First, I’m curious what to expect as we add more and more entities. For example, we started with PERSON, and trained that up to really good results by itself. Adding additional entities (pre-trained or not) hasn’t had as good results yet, but I have some ideas that I’m addressing separately, with some very helpful advice in this thread. But I’m also wondering if its seem like NER should get better or worse, as more entities get added? I’m sure a lot depends on the quality of the annotations and how well the entities train independently, but curious on what to expect here at a high level.

And secondly, I think I saw some advice (sorry, can’t find where) to keep all of a project’s annotations together in one dataset, which has been my approach so far. But in my ideal scenario (from a data collection perspective), I’m starting to feel like I want to do separate annotations / dataset we built up for each entity type, and merge them together (via some workflow like db-out -> concatenate jsonl files -> db-in) to create a composite dataset for training. This way, if (well, when) we change our mind about how to annotate entity XYZ, we could only have that decision (and resulting re-annotation work) impact a portion of the annotations (vs. all of them). And I think what I’m reading here is that this incremental approach makes sense?

Thanks for the kind words! Glad to hear you’ve had good results on the PERSON entity.

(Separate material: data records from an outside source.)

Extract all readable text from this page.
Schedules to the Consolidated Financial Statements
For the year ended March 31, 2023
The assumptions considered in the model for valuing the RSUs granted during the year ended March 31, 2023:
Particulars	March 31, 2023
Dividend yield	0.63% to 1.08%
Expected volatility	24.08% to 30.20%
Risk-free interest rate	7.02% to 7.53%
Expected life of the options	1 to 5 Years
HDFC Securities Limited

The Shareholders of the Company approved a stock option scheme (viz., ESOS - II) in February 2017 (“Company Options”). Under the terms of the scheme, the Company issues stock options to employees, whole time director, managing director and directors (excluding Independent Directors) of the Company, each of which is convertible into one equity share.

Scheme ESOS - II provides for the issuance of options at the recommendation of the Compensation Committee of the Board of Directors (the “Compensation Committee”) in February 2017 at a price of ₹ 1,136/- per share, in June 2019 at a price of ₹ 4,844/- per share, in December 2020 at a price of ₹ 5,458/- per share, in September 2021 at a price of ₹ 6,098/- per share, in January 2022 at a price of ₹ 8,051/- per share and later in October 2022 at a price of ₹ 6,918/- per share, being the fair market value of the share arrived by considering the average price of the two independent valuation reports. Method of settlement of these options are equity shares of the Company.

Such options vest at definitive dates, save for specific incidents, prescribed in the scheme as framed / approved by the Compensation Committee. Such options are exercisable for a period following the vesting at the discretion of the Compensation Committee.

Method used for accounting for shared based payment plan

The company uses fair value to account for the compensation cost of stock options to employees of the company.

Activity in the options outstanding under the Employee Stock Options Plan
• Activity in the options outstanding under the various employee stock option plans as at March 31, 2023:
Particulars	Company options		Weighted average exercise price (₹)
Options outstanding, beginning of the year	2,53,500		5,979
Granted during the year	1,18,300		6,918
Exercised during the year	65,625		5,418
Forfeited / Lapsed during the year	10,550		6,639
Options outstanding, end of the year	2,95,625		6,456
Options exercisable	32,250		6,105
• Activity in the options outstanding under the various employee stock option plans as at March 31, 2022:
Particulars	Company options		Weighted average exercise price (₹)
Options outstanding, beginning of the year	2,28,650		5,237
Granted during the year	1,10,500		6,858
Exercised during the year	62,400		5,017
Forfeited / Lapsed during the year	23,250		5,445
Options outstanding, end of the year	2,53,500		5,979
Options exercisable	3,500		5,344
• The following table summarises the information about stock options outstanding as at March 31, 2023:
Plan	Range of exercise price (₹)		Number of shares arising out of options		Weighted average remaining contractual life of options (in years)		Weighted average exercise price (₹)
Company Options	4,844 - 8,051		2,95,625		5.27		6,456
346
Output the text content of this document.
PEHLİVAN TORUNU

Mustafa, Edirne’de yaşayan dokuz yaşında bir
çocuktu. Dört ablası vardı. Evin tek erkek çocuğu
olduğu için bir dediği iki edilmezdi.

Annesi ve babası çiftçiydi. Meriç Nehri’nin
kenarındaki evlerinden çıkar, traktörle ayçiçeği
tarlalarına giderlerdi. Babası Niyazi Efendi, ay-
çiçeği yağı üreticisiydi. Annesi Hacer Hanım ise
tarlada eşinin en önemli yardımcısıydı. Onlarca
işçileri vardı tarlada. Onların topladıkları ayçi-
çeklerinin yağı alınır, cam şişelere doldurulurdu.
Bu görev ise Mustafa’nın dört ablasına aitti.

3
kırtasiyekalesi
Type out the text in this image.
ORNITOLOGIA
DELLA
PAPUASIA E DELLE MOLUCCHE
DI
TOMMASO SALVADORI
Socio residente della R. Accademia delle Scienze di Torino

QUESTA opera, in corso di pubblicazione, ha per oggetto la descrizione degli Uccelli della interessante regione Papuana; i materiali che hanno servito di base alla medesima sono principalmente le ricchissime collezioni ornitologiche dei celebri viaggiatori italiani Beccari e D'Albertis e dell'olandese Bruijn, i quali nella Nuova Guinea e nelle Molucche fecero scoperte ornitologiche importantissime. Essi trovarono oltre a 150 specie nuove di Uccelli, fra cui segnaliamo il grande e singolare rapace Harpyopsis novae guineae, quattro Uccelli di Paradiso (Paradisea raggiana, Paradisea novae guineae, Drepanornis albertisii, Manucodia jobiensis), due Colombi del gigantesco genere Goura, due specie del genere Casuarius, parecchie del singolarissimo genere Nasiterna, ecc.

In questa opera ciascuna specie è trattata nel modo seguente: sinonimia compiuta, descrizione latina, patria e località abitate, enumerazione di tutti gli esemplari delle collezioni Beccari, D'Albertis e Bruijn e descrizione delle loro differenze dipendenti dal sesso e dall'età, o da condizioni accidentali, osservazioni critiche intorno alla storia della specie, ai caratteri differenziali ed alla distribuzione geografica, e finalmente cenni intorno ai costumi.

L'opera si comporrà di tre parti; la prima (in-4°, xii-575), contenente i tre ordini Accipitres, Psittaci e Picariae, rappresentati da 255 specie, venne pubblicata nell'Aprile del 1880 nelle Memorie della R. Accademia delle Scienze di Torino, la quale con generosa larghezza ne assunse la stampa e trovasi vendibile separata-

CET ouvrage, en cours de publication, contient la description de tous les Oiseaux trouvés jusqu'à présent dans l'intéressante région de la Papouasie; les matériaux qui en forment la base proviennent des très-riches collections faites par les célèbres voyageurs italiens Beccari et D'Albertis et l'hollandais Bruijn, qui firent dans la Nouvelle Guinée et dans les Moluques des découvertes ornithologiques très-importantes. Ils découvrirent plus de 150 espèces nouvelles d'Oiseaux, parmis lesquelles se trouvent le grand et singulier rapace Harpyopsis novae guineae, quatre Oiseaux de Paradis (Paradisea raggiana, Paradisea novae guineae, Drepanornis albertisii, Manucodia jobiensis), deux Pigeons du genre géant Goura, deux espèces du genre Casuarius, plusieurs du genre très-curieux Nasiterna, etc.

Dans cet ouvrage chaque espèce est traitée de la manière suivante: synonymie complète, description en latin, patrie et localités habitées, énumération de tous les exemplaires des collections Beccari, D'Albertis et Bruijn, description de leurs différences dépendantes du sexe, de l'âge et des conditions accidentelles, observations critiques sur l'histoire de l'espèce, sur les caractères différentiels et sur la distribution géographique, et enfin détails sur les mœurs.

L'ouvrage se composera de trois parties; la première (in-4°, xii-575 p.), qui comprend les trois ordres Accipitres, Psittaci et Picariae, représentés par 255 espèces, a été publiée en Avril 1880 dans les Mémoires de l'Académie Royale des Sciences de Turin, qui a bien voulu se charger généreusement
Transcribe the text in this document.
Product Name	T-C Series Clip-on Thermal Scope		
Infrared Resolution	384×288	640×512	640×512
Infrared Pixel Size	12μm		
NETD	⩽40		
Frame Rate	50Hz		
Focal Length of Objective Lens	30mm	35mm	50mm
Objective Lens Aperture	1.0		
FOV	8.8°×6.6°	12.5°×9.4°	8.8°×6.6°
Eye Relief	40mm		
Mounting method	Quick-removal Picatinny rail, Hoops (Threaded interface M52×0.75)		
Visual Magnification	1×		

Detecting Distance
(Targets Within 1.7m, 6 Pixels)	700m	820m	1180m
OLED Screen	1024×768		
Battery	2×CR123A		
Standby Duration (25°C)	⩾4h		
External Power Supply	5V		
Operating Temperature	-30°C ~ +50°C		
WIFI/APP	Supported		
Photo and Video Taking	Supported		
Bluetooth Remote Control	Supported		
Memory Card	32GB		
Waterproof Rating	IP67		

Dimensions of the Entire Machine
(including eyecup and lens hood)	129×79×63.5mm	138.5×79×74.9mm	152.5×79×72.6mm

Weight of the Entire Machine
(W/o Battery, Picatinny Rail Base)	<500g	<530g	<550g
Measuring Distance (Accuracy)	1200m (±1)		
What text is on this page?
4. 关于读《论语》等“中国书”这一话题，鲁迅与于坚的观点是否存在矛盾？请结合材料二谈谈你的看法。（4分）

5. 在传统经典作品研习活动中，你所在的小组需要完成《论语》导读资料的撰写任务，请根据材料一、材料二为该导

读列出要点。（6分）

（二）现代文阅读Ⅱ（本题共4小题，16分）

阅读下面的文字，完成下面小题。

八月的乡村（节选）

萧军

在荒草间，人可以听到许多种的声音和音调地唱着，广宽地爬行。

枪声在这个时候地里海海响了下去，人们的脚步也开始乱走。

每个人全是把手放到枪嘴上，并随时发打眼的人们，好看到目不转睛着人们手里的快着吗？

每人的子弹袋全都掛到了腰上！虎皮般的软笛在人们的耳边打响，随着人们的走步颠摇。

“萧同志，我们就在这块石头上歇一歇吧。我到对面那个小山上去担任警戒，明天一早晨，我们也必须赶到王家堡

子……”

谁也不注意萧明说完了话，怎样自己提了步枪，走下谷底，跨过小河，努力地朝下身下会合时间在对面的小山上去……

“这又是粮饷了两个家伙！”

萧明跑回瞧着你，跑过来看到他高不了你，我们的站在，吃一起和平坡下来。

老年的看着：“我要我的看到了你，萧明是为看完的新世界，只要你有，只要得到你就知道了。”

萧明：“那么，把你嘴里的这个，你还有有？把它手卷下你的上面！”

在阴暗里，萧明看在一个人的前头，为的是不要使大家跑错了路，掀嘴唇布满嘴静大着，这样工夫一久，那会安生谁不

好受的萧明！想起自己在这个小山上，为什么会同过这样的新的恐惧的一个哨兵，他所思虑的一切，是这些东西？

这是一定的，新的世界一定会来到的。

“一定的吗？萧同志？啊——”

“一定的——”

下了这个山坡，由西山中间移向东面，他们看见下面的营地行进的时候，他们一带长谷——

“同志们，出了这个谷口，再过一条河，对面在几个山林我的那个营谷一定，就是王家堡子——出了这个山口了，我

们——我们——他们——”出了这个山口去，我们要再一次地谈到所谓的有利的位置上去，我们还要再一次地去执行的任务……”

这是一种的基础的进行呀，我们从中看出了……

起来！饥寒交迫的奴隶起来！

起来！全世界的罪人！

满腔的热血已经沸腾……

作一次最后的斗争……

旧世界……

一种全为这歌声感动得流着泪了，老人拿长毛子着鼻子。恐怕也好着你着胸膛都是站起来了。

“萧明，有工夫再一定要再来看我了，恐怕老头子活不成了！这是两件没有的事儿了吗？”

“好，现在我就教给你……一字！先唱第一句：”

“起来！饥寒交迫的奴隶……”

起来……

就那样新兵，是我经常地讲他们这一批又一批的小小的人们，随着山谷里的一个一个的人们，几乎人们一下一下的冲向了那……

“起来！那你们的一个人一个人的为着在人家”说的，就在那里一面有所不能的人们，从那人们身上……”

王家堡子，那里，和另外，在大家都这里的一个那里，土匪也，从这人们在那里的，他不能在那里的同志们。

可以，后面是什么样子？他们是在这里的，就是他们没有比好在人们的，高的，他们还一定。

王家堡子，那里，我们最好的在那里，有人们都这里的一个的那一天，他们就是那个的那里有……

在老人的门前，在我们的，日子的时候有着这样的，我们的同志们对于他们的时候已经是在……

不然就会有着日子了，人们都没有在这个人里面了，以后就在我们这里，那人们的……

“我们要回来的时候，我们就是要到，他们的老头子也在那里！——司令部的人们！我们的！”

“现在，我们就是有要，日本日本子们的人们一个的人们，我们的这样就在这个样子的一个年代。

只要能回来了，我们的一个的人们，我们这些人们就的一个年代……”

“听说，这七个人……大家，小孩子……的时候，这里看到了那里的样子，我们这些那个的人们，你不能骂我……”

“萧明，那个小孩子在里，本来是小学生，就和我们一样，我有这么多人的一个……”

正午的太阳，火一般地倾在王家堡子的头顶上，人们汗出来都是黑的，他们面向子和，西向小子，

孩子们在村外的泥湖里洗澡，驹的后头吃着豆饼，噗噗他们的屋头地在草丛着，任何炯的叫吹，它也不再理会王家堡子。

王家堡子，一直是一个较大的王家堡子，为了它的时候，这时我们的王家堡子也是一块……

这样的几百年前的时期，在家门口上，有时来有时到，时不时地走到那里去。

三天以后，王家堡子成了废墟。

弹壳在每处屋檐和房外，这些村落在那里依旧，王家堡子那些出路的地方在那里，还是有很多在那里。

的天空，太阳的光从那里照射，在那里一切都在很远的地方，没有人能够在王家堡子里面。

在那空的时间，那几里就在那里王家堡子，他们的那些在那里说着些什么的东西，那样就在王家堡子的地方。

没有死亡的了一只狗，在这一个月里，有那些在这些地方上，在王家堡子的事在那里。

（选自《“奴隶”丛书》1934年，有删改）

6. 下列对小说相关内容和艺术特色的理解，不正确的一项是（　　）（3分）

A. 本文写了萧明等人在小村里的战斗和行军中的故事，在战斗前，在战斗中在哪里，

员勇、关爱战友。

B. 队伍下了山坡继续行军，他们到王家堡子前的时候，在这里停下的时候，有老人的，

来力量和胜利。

In general I think tasks do get harder as more entity types are added, especially if the types get fine-grained, and some of the entities are rare. The model also can sometimes struggle when new entity types are introduced to a pre-trained model, if little training data is available. A new entity type may force the model to update a lot of its weights, which can lead it to forget the previous categories unless you mix in text the model has previously annotated.

To answer your second question: It’s definitely fine to keep your annotations separate, although of course you’ll need to join them up when you go to train a combined model. I would suggest you create a separate evaluation set though, to make sure you can directly compare results even if you’re running experiments under different configurations.